Write your interpretation of the results:

1. Is there a significant difference in fish lengths between lakes?

2. Which lake has longer fish on average?

3. How would you report this result in a scientific paper?

Part 8: Communicating Statistical Results

In scientific writing, it’s important to report statistical results clearly and consistently.

Here’s a standard format for reporting t-test results:

For a one-sample t-test: “A one-sample t-test showed that the mean fish length in Lake I3 (M = [mean], SD = [sd]) was [significantly/not significantly] different from 240 mm, t([df]) = [t-value], p = [p-value].”

For a two-sample t-test: “A two-sample t-test revealed that pine needle lengths on the leeward side (M = [mean1], SD = [sd1]) were [significantly/not significantly] [longer/shorter] than on the windward side (M = [mean2], SD = [sd2]), t([df]) = [t-value], p = [p-value].”

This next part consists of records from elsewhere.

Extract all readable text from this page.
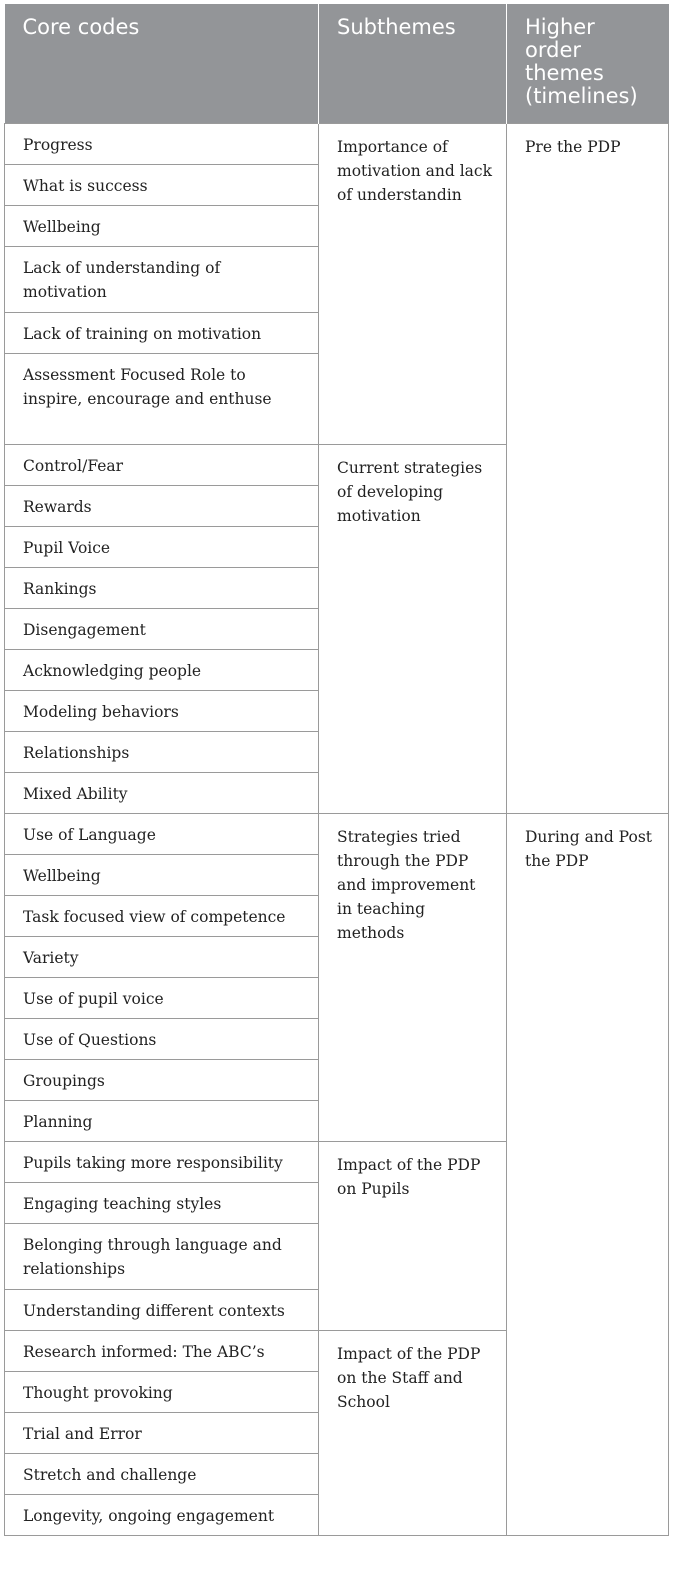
Core codes	Subthemes	Higher order themes (timelines)
Progress	Importance of motivation and lack of understandin	Pre the PDP
What is success		
Wellbeing		
Lack of understanding of motivation		
Lack of training on motivation		
Assessment Focused Role to inspire, encourage and enthuse		
Control/Fear	Current strategies of developing motivation	
Rewards		
Pupil Voice		
Rankings		
Disengagement		
Acknowledging people		
Modeling behaviors		
Relationships		
Mixed Ability		
Use of Language	Strategies tried through the PDP and improvement in teaching methods	During and Post the PDP
Wellbeing		
Task focused view of competence		
Variety		
Use of pupil voice		
Use of Questions		
Groupings		
Planning		
Pupils taking more responsibility	Impact of the PDP on Pupils	
Engaging teaching styles		
Belonging through language and relationships		
Understanding different contexts		
Research informed: The ABC’s	Impact of the PDP on the Staff and School	
Thought provoking		
Trial and Error		
Stretch and challenge		
Longevity, ongoing engagement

Practice Exercise 8: Writing Statistical Results

Write properly formatted statements reporting the results of: 1. The one-sample t-test comparing Lake I3 fish to 240mm 2. The two-sample t-test comparing pine needle lengths 3. The two-sample t-test comparing fish lengths between lakes

Remember to include: - Means and standard deviations for each group - The t-value with degrees of freedom - The p-value and whether the result is significant

Reflection Questions

1. How does the t-distribution differ from the normal distribution, and why does this matter for small samples?

2. What assumptions must be met to use a t-test, and what alternatives exist if these assumptions are violated?

3. What is the difference between statistical significance and practical importance?

4. How would the confidence interval change if we used a 99% confidence level instead of 95%?

5. How would you explain the concept of a p-value to someone with no statistical background?